Migrate data and pipelines from Azure Synapse Analytics to Microsoft Fabric
The first step in data and pipeline migration is to identify the data that you want to make available in OneLake, and the pipelines you intend to move.
You have two options for data migration:
- Option 1: Azure Data Lake Storage (ADLS) Gen2 as default storage. If you’re currently using ADLS Gen2 and want to avoid data copying, consider using OneLake shortcuts.
- Option 2: OneLake as default storage. If you want to move from ADLS Gen2 to OneLake as a storage layer, consider reading/writing from/to OneLake from your notebooks and Spark job definitions.
Data migration
Option 1: ADLS Gen2 as storage (shortcuts)

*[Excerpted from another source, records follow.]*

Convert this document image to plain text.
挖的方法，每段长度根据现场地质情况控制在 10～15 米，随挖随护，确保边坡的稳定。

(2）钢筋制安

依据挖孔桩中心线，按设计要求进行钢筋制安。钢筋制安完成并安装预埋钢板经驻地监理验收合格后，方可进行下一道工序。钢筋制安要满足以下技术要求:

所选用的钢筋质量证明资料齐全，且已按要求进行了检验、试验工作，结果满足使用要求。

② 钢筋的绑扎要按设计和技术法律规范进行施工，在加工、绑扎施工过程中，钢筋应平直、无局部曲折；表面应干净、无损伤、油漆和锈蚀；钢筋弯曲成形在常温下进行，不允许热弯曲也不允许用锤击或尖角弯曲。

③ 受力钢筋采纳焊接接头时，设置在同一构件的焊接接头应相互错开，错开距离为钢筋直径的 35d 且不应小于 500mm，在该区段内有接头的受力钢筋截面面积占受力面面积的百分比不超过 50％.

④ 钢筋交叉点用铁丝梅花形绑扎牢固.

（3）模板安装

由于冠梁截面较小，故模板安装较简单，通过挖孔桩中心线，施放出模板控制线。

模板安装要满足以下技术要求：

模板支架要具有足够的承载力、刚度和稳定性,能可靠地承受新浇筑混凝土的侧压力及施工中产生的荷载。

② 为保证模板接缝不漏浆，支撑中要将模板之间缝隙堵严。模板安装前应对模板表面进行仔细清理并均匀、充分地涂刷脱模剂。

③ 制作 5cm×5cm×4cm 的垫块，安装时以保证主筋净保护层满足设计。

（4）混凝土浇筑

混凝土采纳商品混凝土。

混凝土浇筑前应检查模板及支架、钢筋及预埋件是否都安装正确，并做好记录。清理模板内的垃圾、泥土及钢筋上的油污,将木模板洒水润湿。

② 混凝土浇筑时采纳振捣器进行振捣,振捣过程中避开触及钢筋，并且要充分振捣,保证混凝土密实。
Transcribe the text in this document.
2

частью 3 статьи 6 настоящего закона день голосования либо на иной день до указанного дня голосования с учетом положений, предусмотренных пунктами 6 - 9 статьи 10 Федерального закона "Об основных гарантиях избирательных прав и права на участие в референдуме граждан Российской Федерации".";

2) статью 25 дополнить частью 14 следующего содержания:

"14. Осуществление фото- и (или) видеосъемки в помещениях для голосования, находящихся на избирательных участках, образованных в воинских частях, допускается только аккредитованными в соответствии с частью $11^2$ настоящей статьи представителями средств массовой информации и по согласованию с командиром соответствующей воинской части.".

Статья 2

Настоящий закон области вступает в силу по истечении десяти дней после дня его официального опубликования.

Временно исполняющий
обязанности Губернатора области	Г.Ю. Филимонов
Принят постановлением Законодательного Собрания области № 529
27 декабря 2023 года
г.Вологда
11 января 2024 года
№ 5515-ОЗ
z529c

If you’re interacting with ADLS Gen2 and want to avoid data duplication, you can create a shortcut to the ADLS Gen2 source path in OneLake. You can create shortcuts within the Files and Tables sections of the lakehouse in Fabric with the following considerations:
- The Files section is the unmanaged area of the lake. If your data is in CSV, JSON, or Parquet format, we recommend creating a shortcut to this area.
- The Tables section is the managed area of the lake. All tables, both Spark-managed and unmanaged tables, are registered here. If your data is in Delta format, you can create a shortcut in this area and the automatic discovery process automatically registers those Delta tables in the lakehouse’s metastore.
Learn more on creating an ADLS Gen2 shortcut.
Option 2: OneLake as storage
To use OneLake as a storage layer and move data from ADLS Gen2, you should initially point the Azure Synapse Spark-related items to OneLake and then transfer the existing data to OneLake. For the former, see integrate OneLake with Azure Synapse Spark.
To move the existing data to OneLake, you have several options:
- mssparkutils fastcp: The mssparkutils library provides a fastcp API that enables you to copy data between from ADLS Gen2 to OneLake.
- AzCopy: You can use AzCopy command-line utility to copy data from ADLS Gen2 to OneLake.
- Azure Data Factory, Azure Synapse Analytics, and Data Factory in Fabric: Use copy activity to copy data to the lakehouse.
- Use shortcuts: You can enable ADLS Gen2 historical data in OneLake using shortcuts. No data copy needed.
- Azure Storage Explorer: You can move files from ADLS Gen2 location to OneLake using Azure Storage Explorer. See how integrate OneLake with Azure Storage Explorer.
Pipelines migration (Spark-related activities)
If your Azure Synapse data pipelines include notebook and/or Spark job definition activities, you will need to move those pipelines from Azure Synapse to Data Factory data pipelines in Fabric, and reference the target notebooks. The notebook activity is available in Data Factory data pipelines. See all supported data pipeline activities in Fabric here.
- For Spark-related data pipeline activity considerations, refer to differences between Azure Synapse Spark and Fabric.
- For notebook migration, refer to migrate notebooks from Azure Synapse to Fabric.
- For data pipeline migration, see migrate to Data Factory in Fabric.